Exceptional academic success
Ray graduated from Mountain Home High School at age 14. To enable Ray to attend college, Hal drove him three hours to Fayetteville every Monday morning during the school year and lived in the dorm with him four nights a week, providing personal care assistance around the clock. That commitment paid off. Ray earned a triple degree from the University of Arkansas at Fayetteville in mathematics, physics and economics in 2013 at the age of 18. He has continued his studies and will complete a Ph.D. in physics at the end of 2018 with plans to complete a Ph.D. in mathematics in 2019. Hal was recognized with the Arkansas Alumni Association’s Honorary Alumni Award in 2014 for being such a “supportive parent extraordinaire.”
He received a five-year research fellowship from the National Science Foundation upon entering graduate school and recently completed a prestigious one-year appointment with the Department of Energy. His research uses supercomputers to design nanomaterials for next-generation optical and electronic technologies.
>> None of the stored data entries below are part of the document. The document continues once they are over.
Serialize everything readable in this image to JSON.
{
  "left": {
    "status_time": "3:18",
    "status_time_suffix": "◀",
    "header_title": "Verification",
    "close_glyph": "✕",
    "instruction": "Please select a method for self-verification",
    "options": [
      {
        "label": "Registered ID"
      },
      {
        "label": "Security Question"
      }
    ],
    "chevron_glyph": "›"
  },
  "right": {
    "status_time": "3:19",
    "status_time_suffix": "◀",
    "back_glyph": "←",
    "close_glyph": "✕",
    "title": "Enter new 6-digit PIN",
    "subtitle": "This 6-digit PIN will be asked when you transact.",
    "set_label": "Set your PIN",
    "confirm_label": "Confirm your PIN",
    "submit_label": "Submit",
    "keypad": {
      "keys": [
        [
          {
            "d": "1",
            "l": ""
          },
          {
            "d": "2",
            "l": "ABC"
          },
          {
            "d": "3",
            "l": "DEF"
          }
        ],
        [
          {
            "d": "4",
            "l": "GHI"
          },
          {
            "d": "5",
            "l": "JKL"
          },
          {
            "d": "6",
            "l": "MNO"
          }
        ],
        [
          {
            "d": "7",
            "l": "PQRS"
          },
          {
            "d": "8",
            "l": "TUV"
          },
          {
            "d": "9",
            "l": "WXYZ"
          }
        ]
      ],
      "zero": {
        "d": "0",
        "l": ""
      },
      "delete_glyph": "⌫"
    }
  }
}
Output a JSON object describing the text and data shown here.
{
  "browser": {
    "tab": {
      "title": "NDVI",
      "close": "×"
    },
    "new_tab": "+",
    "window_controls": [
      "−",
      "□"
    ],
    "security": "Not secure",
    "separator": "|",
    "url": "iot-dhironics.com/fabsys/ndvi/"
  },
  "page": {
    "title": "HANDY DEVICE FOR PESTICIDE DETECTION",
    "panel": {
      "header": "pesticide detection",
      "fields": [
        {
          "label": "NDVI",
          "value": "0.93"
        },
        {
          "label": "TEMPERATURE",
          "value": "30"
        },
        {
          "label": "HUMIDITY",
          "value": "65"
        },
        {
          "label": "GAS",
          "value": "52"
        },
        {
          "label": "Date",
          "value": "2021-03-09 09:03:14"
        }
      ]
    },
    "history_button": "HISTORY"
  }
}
Translating academics to agriculture
In addition to his academic pursuits, Ray plays an integral role on the family farm. While his dad now farms full-time, in addition to acting as Ray’s primary caregiver, Ray serves as the chief financial officer and participates in all business decisions and planning. Gail also helps manage the farm operation and works full-time as a nurse anesthetist, besides also helping with Ray’s care.
A family affair
The Walters' two other children, Emily and Ron, both graduated from the University of Central Arkansas and have moved away to pursue their respective careers. They still come home regularly to help with Ray's care, the farm, and their many dogs.
Every member of the Walter family is committed to each other, of course, but most of all to helping their exceptional family member, Ray, excel academically and achieve his dreams. The Walters are also committed to their legacy as productive stewards of their own farm and their local community, most notably through the FFA. They are proudly entering their fourth year of sponsoring the Raymond Walter Family Scholarship, which they founded to recognize an outstanding graduating senior each year from the Mountain Home FFA chapter with a four-year scholarship.